Heute ist der 25.05.2026 und in Thailand tut sich einiges im Bereich Cannabis. Mit der Legalisierung vor drei Jahren hat sich der Cannabismarkt rasant entwickelt. Thailand war das erste Land in Asien, das Cannabis weitgehend legalisierte, und der Boom des Cannabis-Tourismus ist unübersehbar. Man findet hier mittlerweile schätzungsweise 18.000 Cannabis-Shops, und die Einnahmen aus diesem Sektor werden auf etwa eine Milliarde Euro geschätzt. Doch hinter dieser blühenden Branche stehen auch große Herausforderungen und Veränderungen, die gerade anstehen.

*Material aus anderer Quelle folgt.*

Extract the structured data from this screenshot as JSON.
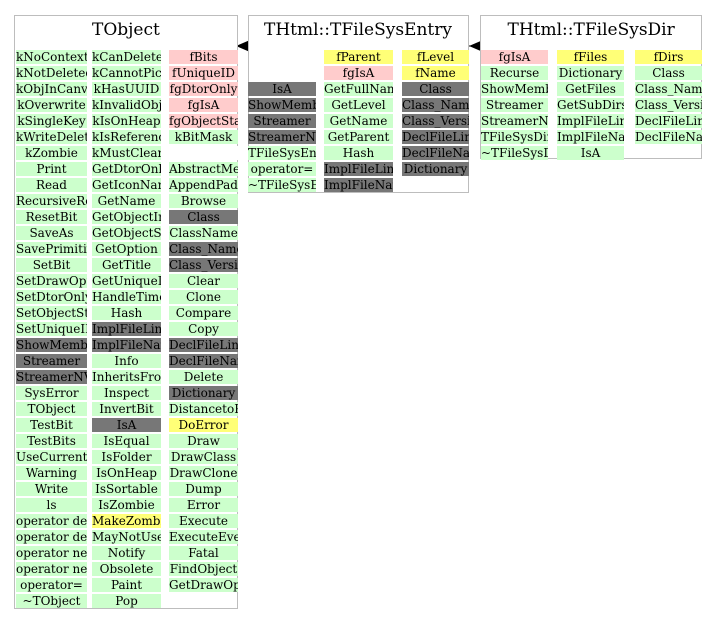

In letzter Zeit hat die thailändische Regierung striktere Kontrollen für medizinische Cannabisverschreibungen eingeführt. Ab sofort ist der Zugang zu Cannabis nur noch mit einem Rezept von zugelassenen thailändischen Ärzten möglich. Diese Rezepte müssen den therapeutischen Bedarf und die genaue Dosierung detailliert aufführen und sind auf einen Vorrat für 30 Tage beschränkt. Außerdem müssen Ärzte die Rezepte monatlich erneuern, was für viele Patienten eine zusätzliche Hürde darstellt.
Strenge Vorschriften und Herausforderungen
Die neuen Bestimmungen verlangen, dass Konsumenten mindestens 20 Jahre alt sind und dass schwangeren Frauen der Cannabiskonsum strengstens untersagt ist. Wer ohne Rezept Cannabis besitzt, macht sich strafbar. In den touristischen Hotspots, vor allem in Bangkok, gibt es jedoch zahlreiche Beobachtungen, die zeigen, dass nicht alle Einzelhändler diese Regeln einhalten. Kritiker, wie der Cannabis-Aktivist Chokwan Chopaka, weisen darauf hin, dass die Umsetzung der Vorschriften inkonsistent ist. Viele Shops verkaufen Produkte ohne die erforderlichen Rezepte und erstellen die Dokumentation nachträglich – das kann nicht der Sinn der Sache sein, oder?
Das Ministerium für traditionelle und alternative Medizin (DTAM) hat ein Lizenzierungssystem für den Cannabisanbau implementiert. Nur genehmigte Personen dürfen Cannabis anbauen, wobei vollständige Rückverfolgbarkeit und regelmäßige Berichterstattung an das DTAM gefordert werden. Diese strengen Regeln gelten auch für den Verkauf, der auf verifizierte medizinische Patienten beschränkt ist. Nur lizenzierte Apotheken und Ausgabestellen dürfen Cannabis vertreiben, und jede Transaktion muss im digitalen Register aufgezeichnet werden. Wer ohne gültiges Rezept verkauft, muss mit empfindlichen Strafen rechnen.
Die Zukunft des Cannabismarkts
Die thailändische Regierung hat angekündigt, dass sie Cannabis künftig nur noch für medizinische Zwecke auf Rezept verfügbar machen möchte. Das bedeutet, dass die Nutzung von Cannabis als Freizeitdroge wieder verboten werden soll. Diese geplanten Änderungen haben bei vielen Verkäufern und Shop-Besitzern für Verunsicherung gesorgt, da sie stark in die Branche investiert haben. Man kann sich vorstellen, dass die Stimmung in den Shops angespannt ist, während die Regierung an einem umfassenden Cannabis- und Hanfgesetz arbeitet, das bis Mai 2026 öffentlich konsultiert werden soll.
In den touristischen Gebieten, wo der Cannabiskonsum boomt, gibt es jedoch auch Bedenken hinsichtlich des Schmuggels und der illegalen Nutzung. Berichte über eine Zunahme von psychischen Problemen und Süchten, besonders bei Jugendlichen, sind alarmierend. Mönche in Drogen-Entzugstempeln berichten von einem Anstieg der Cannabisabhängigkeit und Mischkonsum mit anderen Drogen – das sind keine guten Nachrichten. Die Kontrollen zur Einhaltung der Altersgrenzen und anderen Vorschriften sind oft unzureichend.
Die Diskussion über Cannabis in Thailand bleibt also spannend. Die neuen Regelungen und die angestrebte Rückkehr zu einem strengeren System könnten weitreichende Auswirkungen auf den Cannabismarkt und den Tourismus haben. Ob die Veränderungen tatsächlich zu einer besseren Regulierung führen oder ob die Branche in eine informelle Ecke gedrängt wird, bleibt abzuwarten. Fakt ist, dass sich die Situation dynamisch entwickelt und viele Fragezeichen offen bleiben.